İşyerini bir aile ortamı gibi düşünmeyin
Çok sık yapılan yanlışlardan birisi de iş ortamında aile içi ilişkilerin niteliklerini aramadır. Kuşkusuz işyerinde aile ortamına benzer bir iklimin oluşturulması çok değerlidir. Ancak bunu başarmak çoğu zaman mümkün olamaz. Tüm çalışanların öncelikle birbiri ile profesyonel bir ilişki kurması gerekmektedir.

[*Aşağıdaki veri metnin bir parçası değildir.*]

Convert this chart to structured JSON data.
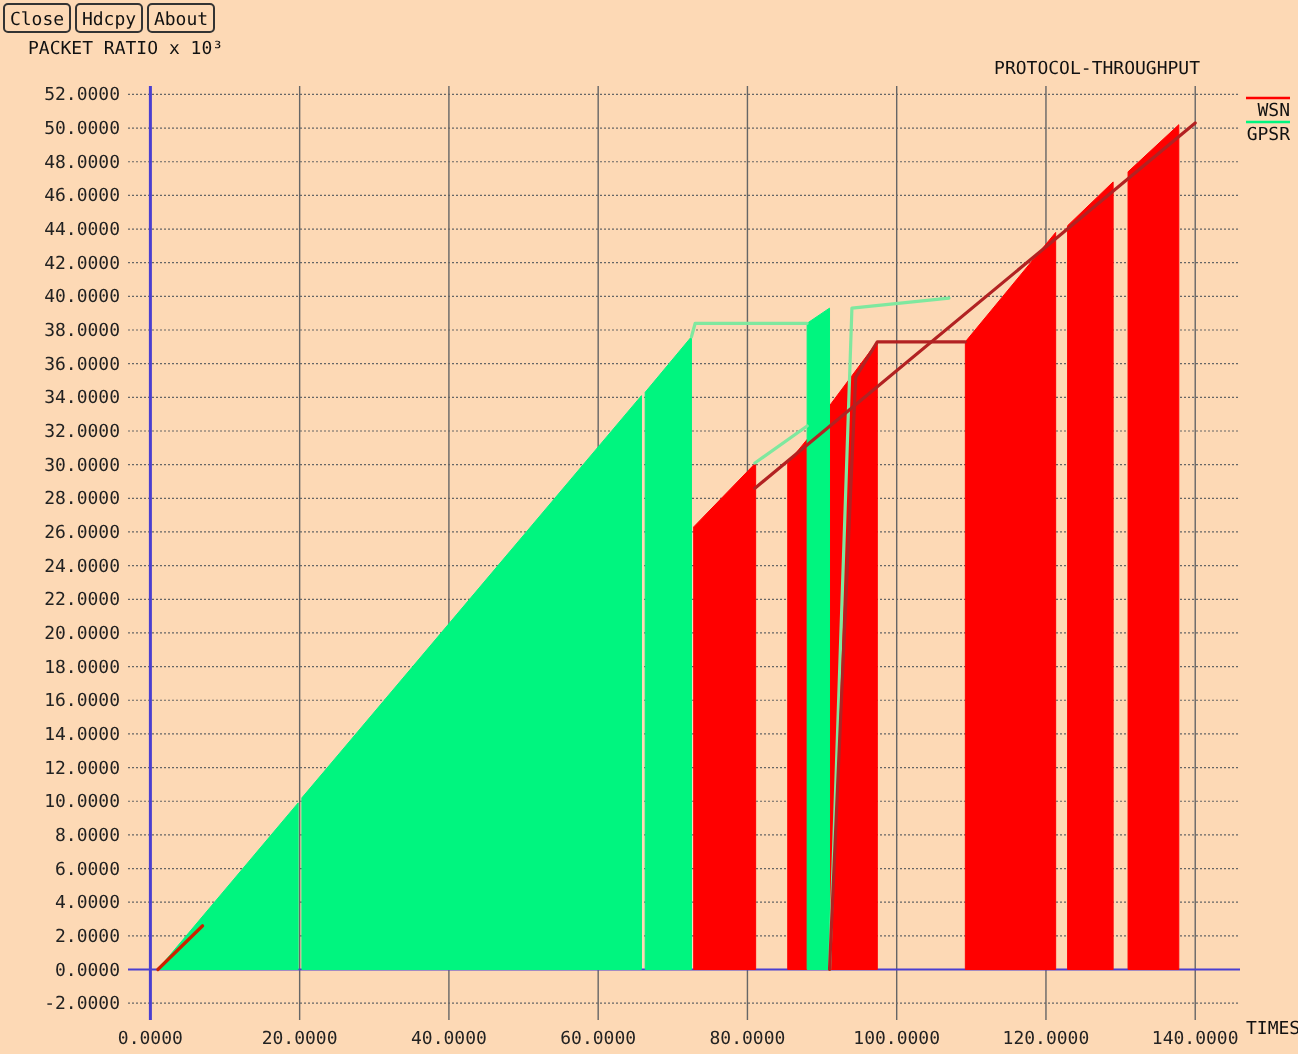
{
  "chart_data": {
    "type": "area",
    "title": "PROTOCOL-THROUGHPUT",
    "ylabel": "PACKET RATIO x 10³",
    "xlabel": "TIMES",
    "annotations": [
      "Close",
      "Hdcpy",
      "About"
    ],
    "xlim": [
      -3,
      146
    ],
    "ylim": [
      -3,
      52.5
    ],
    "xticks": [
      {
        "value": 0,
        "label": "0.0000"
      },
      {
        "value": 20,
        "label": "20.0000"
      },
      {
        "value": 40,
        "label": "40.0000"
      },
      {
        "value": 60,
        "label": "60.0000"
      },
      {
        "value": 80,
        "label": "80.0000"
      },
      {
        "value": 100,
        "label": "100.0000"
      },
      {
        "value": 120,
        "label": "120.0000"
      },
      {
        "value": 140,
        "label": "140.0000"
      }
    ],
    "yticks": [
      {
        "value": -2,
        "label": "-2.0000"
      },
      {
        "value": 0,
        "label": "0.0000"
      },
      {
        "value": 2,
        "label": "2.0000"
      },
      {
        "value": 4,
        "label": "4.0000"
      },
      {
        "value": 6,
        "label": "6.0000"
      },
      {
        "value": 8,
        "label": "8.0000"
      },
      {
        "value": 10,
        "label": "10.0000"
      },
      {
        "value": 12,
        "label": "12.0000"
      },
      {
        "value": 14,
        "label": "14.0000"
      },
      {
        "value": 16,
        "label": "16.0000"
      },
      {
        "value": 18,
        "label": "18.0000"
      },
      {
        "value": 20,
        "label": "20.0000"
      },
      {
        "value": 22,
        "label": "22.0000"
      },
      {
        "value": 24,
        "label": "24.0000"
      },
      {
        "value": 26,
        "label": "26.0000"
      },
      {
        "value": 28,
        "label": "28.0000"
      },
      {
        "value": 30,
        "label": "30.0000"
      },
      {
        "value": 32,
        "label": "32.0000"
      },
      {
        "value": 34,
        "label": "34.0000"
      },
      {
        "value": 36,
        "label": "36.0000"
      },
      {
        "value": 38,
        "label": "38.0000"
      },
      {
        "value": 40,
        "label": "40.0000"
      },
      {
        "value": 42,
        "label": "42.0000"
      },
      {
        "value": 44,
        "label": "44.0000"
      },
      {
        "value": 46,
        "label": "46.0000"
      },
      {
        "value": 48,
        "label": "48.0000"
      },
      {
        "value": 50,
        "label": "50.0000"
      },
      {
        "value": 52,
        "label": "52.0000"
      }
    ],
    "grid": true,
    "legend": "right",
    "ref_lines": [
      {
        "axis": "y",
        "value": 0,
        "color": "#4a3fd0"
      }
    ],
    "series": [
      {
        "name": "WSN",
        "color": "#ff0000",
        "x": [
          72.8,
          81.1,
          81.5,
          85.4,
          88,
          88.5,
          91,
          97.4,
          98,
          109.2,
          121.3,
          122,
          122.9,
          129,
          130,
          131,
          137.8
        ],
        "values": [
          26.3,
          30.1,
          null,
          30.1,
          31.5,
          null,
          33.5,
          37.3,
          null,
          37.3,
          43.8,
          null,
          44.2,
          46.8,
          null,
          47.4,
          50.2
        ]
      },
      {
        "name": "GPSR",
        "color": "#00f57f",
        "x": [
          1,
          19.8,
          19.9,
          20.3,
          65.8,
          65.9,
          66.3,
          72.5,
          73,
          88,
          91
        ],
        "values": [
          0,
          9.9,
          null,
          10.2,
          34.1,
          null,
          34.3,
          37.6,
          null,
          38.4,
          39.3
        ]
      },
      {
        "type": "line",
        "color": "#7fe89f",
        "x": [
          72.5,
          73,
          88
        ],
        "values": [
          37.6,
          38.4,
          38.4
        ]
      },
      {
        "type": "line",
        "color": "#7fe89f",
        "x": [
          91,
          94,
          107
        ],
        "values": [
          0,
          39.3,
          39.9
        ]
      },
      {
        "type": "line",
        "color": "#7fe89f",
        "x": [
          81,
          88
        ],
        "values": [
          30.1,
          32.3
        ]
      },
      {
        "type": "line",
        "color": "#b22222",
        "x": [
          81,
          140
        ],
        "values": [
          28.6,
          50.3
        ]
      },
      {
        "type": "line",
        "color": "#b22222",
        "x": [
          91,
          94.5,
          97.4,
          109.2
        ],
        "values": [
          0,
          35.2,
          37.3,
          37.3
        ]
      },
      {
        "type": "line",
        "color": "#cc2200",
        "x": [
          1,
          7
        ],
        "values": [
          0,
          2.6
        ]
      }
    ]
  }
}
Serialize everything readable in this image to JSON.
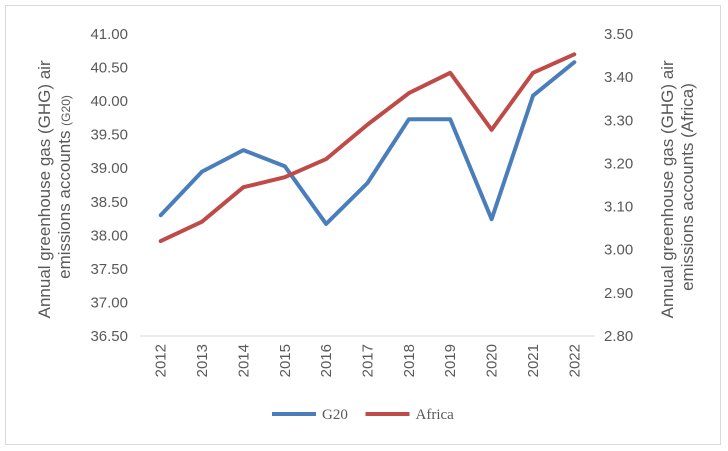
{
  "chart_data": {
    "type": "line",
    "x": [
      "2012",
      "2013",
      "2014",
      "2015",
      "2016",
      "2017",
      "2018",
      "2019",
      "2020",
      "2021",
      "2022"
    ],
    "series": [
      {
        "name": "G20",
        "axis": "left",
        "color": "#4a7ebb",
        "values": [
          38.3,
          38.95,
          39.27,
          39.03,
          38.17,
          38.78,
          39.73,
          39.73,
          38.24,
          40.08,
          40.58
        ]
      },
      {
        "name": "Africa",
        "axis": "right",
        "color": "#be4b48",
        "values": [
          3.02,
          3.065,
          3.145,
          3.168,
          3.21,
          3.29,
          3.363,
          3.41,
          3.278,
          3.41,
          3.453
        ]
      }
    ],
    "ylabel_left_main": "Annual greenhouse gas (GHG) air",
    "ylabel_left_sub": "emissions accounts",
    "ylabel_left_small": "(G20)",
    "ylabel_right_main": "Annual greenhouse gas (GHG) air",
    "ylabel_right_sub": "emissions accounts (Africa)",
    "ylim_left": [
      36.5,
      41.0
    ],
    "yticks_left": [
      "36.50",
      "37.00",
      "37.50",
      "38.00",
      "38.50",
      "39.00",
      "39.50",
      "40.00",
      "40.50",
      "41.00"
    ],
    "ylim_right": [
      2.8,
      3.5
    ],
    "yticks_right": [
      "2.80",
      "2.90",
      "3.00",
      "3.10",
      "3.20",
      "3.30",
      "3.40",
      "3.50"
    ],
    "grid": false,
    "legend_position": "bottom"
  }
}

Beklentilerinizi gözden geçirin
İstek, beklenti ve gereksinimlerinin karşılanmaması her insanın hayal kırıklığı yaşamasına yol açar. Özellikle işyerinde yükselme, gelir artışı, önem ve değer verilme gibi konularda beklentilerin karşılanmadığı çok sık görülür. Beklentiler ne kadar gerçekte olabileceğin ötesi nitelikler taşıyorsa hayal kırıklığı yaşama olasılığı o kadar artmaktadır. İş hayatında tek başına hak ediyor olmanın beklentilerin karşılanacağı anlamına gelmediği unutulmamalıdır.

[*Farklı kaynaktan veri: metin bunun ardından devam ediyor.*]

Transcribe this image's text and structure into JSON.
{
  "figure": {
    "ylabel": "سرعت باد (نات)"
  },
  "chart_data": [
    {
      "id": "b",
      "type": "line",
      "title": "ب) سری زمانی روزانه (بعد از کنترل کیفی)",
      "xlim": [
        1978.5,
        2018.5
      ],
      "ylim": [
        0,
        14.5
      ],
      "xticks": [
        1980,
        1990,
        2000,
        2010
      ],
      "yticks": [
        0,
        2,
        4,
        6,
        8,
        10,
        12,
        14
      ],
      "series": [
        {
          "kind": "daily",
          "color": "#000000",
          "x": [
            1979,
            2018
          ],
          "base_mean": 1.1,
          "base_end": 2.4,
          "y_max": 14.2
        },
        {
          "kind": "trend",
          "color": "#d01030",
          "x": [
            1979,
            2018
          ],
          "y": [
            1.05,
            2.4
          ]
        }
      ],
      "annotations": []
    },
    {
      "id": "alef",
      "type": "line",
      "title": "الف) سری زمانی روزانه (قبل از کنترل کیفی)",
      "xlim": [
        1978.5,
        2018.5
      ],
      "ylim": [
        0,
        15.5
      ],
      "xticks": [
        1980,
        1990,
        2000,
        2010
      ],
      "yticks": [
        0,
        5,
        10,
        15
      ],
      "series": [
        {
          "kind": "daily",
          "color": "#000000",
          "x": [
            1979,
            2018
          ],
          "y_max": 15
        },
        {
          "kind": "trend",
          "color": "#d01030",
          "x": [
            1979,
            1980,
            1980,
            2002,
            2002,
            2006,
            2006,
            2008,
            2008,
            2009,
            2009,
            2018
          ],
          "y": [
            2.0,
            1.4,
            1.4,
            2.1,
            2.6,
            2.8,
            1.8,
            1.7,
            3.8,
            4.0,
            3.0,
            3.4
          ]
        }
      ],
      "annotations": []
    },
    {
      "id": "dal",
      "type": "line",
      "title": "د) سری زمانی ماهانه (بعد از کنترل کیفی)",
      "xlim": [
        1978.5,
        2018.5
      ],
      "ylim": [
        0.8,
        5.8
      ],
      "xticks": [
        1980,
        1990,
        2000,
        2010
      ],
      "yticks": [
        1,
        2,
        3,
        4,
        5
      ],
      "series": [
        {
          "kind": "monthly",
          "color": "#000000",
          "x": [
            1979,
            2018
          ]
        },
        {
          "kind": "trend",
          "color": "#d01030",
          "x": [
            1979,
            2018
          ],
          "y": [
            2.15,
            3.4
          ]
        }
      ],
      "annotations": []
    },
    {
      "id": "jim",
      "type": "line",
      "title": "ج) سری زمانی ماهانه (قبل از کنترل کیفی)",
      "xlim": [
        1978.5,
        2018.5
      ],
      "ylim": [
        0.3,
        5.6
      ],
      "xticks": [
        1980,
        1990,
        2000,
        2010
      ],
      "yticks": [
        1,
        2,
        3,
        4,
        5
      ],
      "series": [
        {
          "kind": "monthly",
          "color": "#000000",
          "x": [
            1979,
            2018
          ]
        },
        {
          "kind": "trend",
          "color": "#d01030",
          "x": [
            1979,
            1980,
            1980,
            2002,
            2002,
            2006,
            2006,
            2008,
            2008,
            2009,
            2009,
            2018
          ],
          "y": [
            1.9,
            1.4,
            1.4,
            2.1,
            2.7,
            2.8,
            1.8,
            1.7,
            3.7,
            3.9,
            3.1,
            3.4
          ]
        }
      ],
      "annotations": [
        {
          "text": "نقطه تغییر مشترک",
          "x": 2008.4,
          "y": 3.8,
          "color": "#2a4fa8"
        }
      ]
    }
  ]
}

Kendinizi mümkün olduğunca gerçekçi biçimde değerlendirin
Her insan kendisini olduğundan daha iyi görme eğilimindedir. İş yaşamında sahip olunan özelliklerin performansa ne kadar yansıdığı genellikle ihmal edilen bir konudur. Pek çok kişi kendisine gereken koşullar sağlanmadığını ve bu nedenle gerçek performansını gösteremediğini ileri sürer ancak bunun doğru olup olmadığını değerlendirmek çoğu zaman mümkün olamaz.